Monday, May 30, 2011

Ollanta and Keiko, face to face

Before the dead heat in the light of recent surveys between Keiko and Ollanta Humala, Peru election debate live tonight becomes a 'round' instrumental in the fierce struggle that both candidates face to win the presidency. While Ipsos Apoyo polling places in a mock vote Keiko (41%) with a slight lead over Ollanta (39%), the company invests Imasen these results and gives the Nationalist 43.8% of the votes and daughter Former President Alberto Fujimori's 42.5%.

Where I do agree all is the still high percentage of voters who choose to leave their ballots blank or spoiled, which exceeds 10%. 17% of those surveyed by Ipsos Apoyo said that eventually deciding to vote in this debate. So, Keiko and face Humala in the debate the challenge of filing the animosity that awaken in the still undecided.

Cheap shots are expected sleeve and letters from both in a debate in which the play all or nothing. Controversy has dogged this quote from planning due to the alleged failure of Fujimori, as denounced by the rival party to address issues related to human rights and combating corruption, two columns of which are teetering government plan despite purge his father 25 years sentence for theft and crimes against humanity.

Instead, the candidates try to "democratic institutions", a kind of deaf ears in which each get their strong themes. The model in each of the blocks, in which candidates may expose 4 minutes, exposure is a replica and to reply. In addition to the block of democratic institutions, both will talk about poverty, security, drug trafficking, economic and social inclusion in a debate about two hours.
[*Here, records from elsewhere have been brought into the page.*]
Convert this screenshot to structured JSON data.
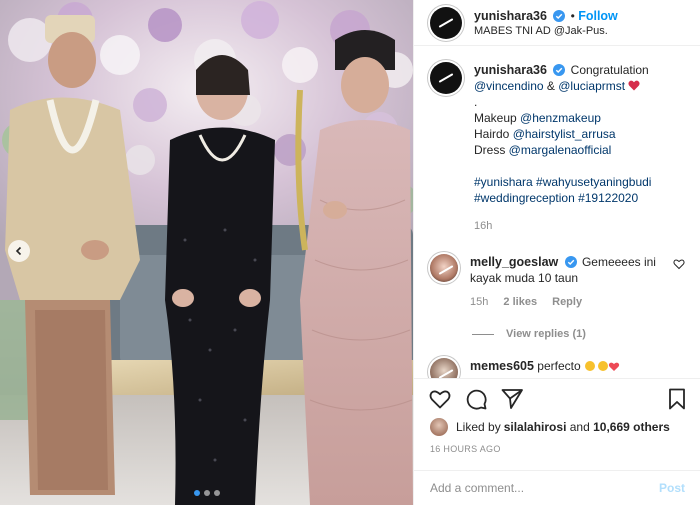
{
  "post": {
    "username": "yunishara36",
    "follow_label": "Follow",
    "location": "MABES TNI AD @Jak-Pus."
  },
  "caption": {
    "username": "yunishara36",
    "text": "Congratulation",
    "mention_1": "@vincendino",
    "and": " & ",
    "mention_2": "@luciaprmst",
    "dot": ".",
    "makeup_label": "Makeup ",
    "makeup_user": "@henzmakeup",
    "hairdo_label": "Hairdo ",
    "hairdo_user": "@hairstylist_arrusa",
    "dress_label": "Dress ",
    "dress_user": "@margalenaofficial",
    "hashtags_line1": "#yunishara #wahyusetyaningbudi",
    "hashtags_line2": "#weddingreception #19122020",
    "time": "16h"
  },
  "comments": [
    {
      "username": "melly_goeslaw",
      "text_1": "Gemeeees ini",
      "text_2": "kayak muda 10 taun",
      "time": "15h",
      "likes": "2 likes",
      "reply": "Reply",
      "view_replies": "View replies (1)"
    },
    {
      "username": "memes605",
      "text": "perfecto"
    }
  ],
  "footer": {
    "liked_prefix": "Liked by ",
    "liked_user": "silalahirosi",
    "liked_and": " and ",
    "liked_count": "10,669 others",
    "timestamp": "16 HOURS AGO",
    "add_comment_placeholder": "Add a comment...",
    "post_label": "Post"
  },
  "carousel": {
    "current": 1,
    "total": 3
  },
  "colors": {
    "link": "#00376b",
    "follow": "#0095f6",
    "verified": "#3897f0",
    "heart": "#ed4956"
  }
}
In the second part, answer 3 questions from citizens, compiled by the National Jury of Elections as part of a draft informed vote. In previous presidential debates, Keiko has been more secure in their submissions that Humala, who has resorted to reading your proposals. However, it has been one of the most challenged as they proclaimed "daughter of Alberto Fujimori a great honor" and defended the government of his father.

According to analysts, this position in the current context could affect his candidacy. In the presidential runoff, the candidate has sought to sell the idea of a renewed Fujimori and without the burdens of the past. To this has apologized for the "excesses" and "crimes" the government of his father.

However, despite the initial rise in the polls, his candidacy has stalled. The statements of his former spokesman Jorge Trelles, who claimed that Fujimori "killed less" than predecessor governments, reports of proselytizing use prison Alberto Fujimori and tax evasion after her father, denounced by Univision, would have affected his application.

For the expert in 'marketing' political Nilton Vera, Keiko based his speech in defense of the economic system, which blamed the government of his father, and to attack the changes in the government plan of her rival. For its part, to another analyst, George Salmon, Humala will reinforce his speech in the fight against corruption and protection of Human Rights, the Achilles heel of Fujimori.

Around the debate, held at the Marriott Hotel, has deployed a massive security ring. Both candidates will take their "portable" or groups of supporters, who remain outside the hotel haranguing their leaders.